Just why are taxpayers sending American officials abroad to undermine an American company — to the detriment of its shareholders, its employees and its customers?

The very model of studied neutrality, Hatch states in his press release that he “hopes to learn more about the future direction of business and Internet‐​related software.” But by the end of the release we find him saying, “There is little question that Microsoft, which now controls the PC software market, is seeking to extend its desktop monopoly in effect to control these other technologies and, to a large extent, the network itself.” As with Alice in Wonderland, it’s verdict first, trial afterward.

If Senator Hatch were truly interested in contributing to the Microsoft investigation, there’s an important new development that does warrant the attention of the Judiciary Committee. In fact, Sens. Jeff Sessions (R‐​Ala.), Spencer Abraham (R‐​Mich.) and Jon Kyl (R‐​Ariz.) — all members of the Judiciary Committee — have already raised the issue in a July 14 letter to Attorney General Janet Reno, inquiring whether high Justice Department officials have tried to ratchet up the pressure on Microsoft by encouraging Japan, Brazil and Israel to bring copycat suits against the company.

The three senators wonder why the Japanese Fair Trade Commission, following a visit by Antitrust Division head Joel Klein, raided Microsoft’s Tokyo offices and confiscated documents pertaining to the company’s competition with Netscape — especially since Microsoft had previously agreed to cooperate fully with the Japanese government. Likewise, why did Russell Pittman, a section chief in the Antitrust Division, go to Brazil to publicly castigate Microsoft — nine days after which Brazilian authorities disclosed that they would take a look at Microsoft’s tie‐​in of its browser and operating system? And why did Dan Rubinfeld, chief economist in the Antitrust Division, goad Israeli officials, who were then in discussions with Microsoft, by proclaiming that the company “used its monopoly to create a noose around the Internet browser market”?

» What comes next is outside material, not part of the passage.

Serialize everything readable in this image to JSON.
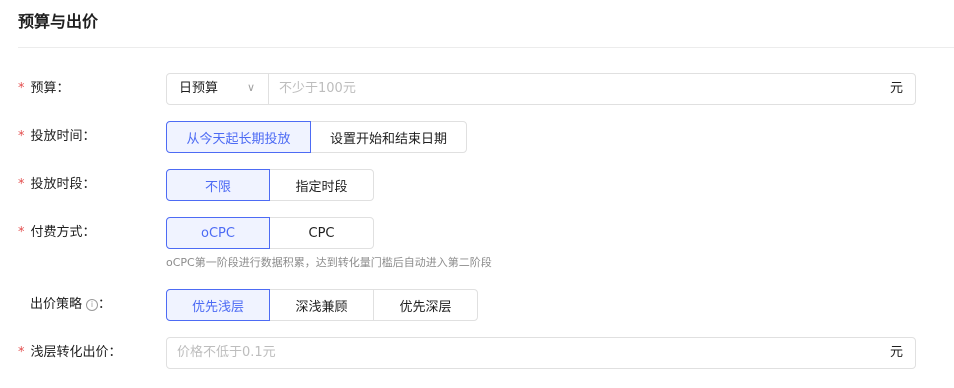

Those actions appear aimed at undercutting Microsoft’s global competitive position and its export market. Just why are taxpayers sending American officials abroad to undermine an American company — to the detriment of its shareholders, its employees and its customers? Senators Sessions, Abraham, and Kyl are absolutely right to demand an explanation from Janet Reno. They have insisted on a list of all Microsoft‐​related contacts, information exchanges, documents, and costs, along with the justification, if there is one, for each interaction between a Justice Department employee and a foreign government official.

Senator Hatch of late has been rightly critical of Attorney General Reno’s handling of the Clinton campaign finance investigation. We shall soon see whether he has a similar interest in her oversight of the department’s Antitrust Division.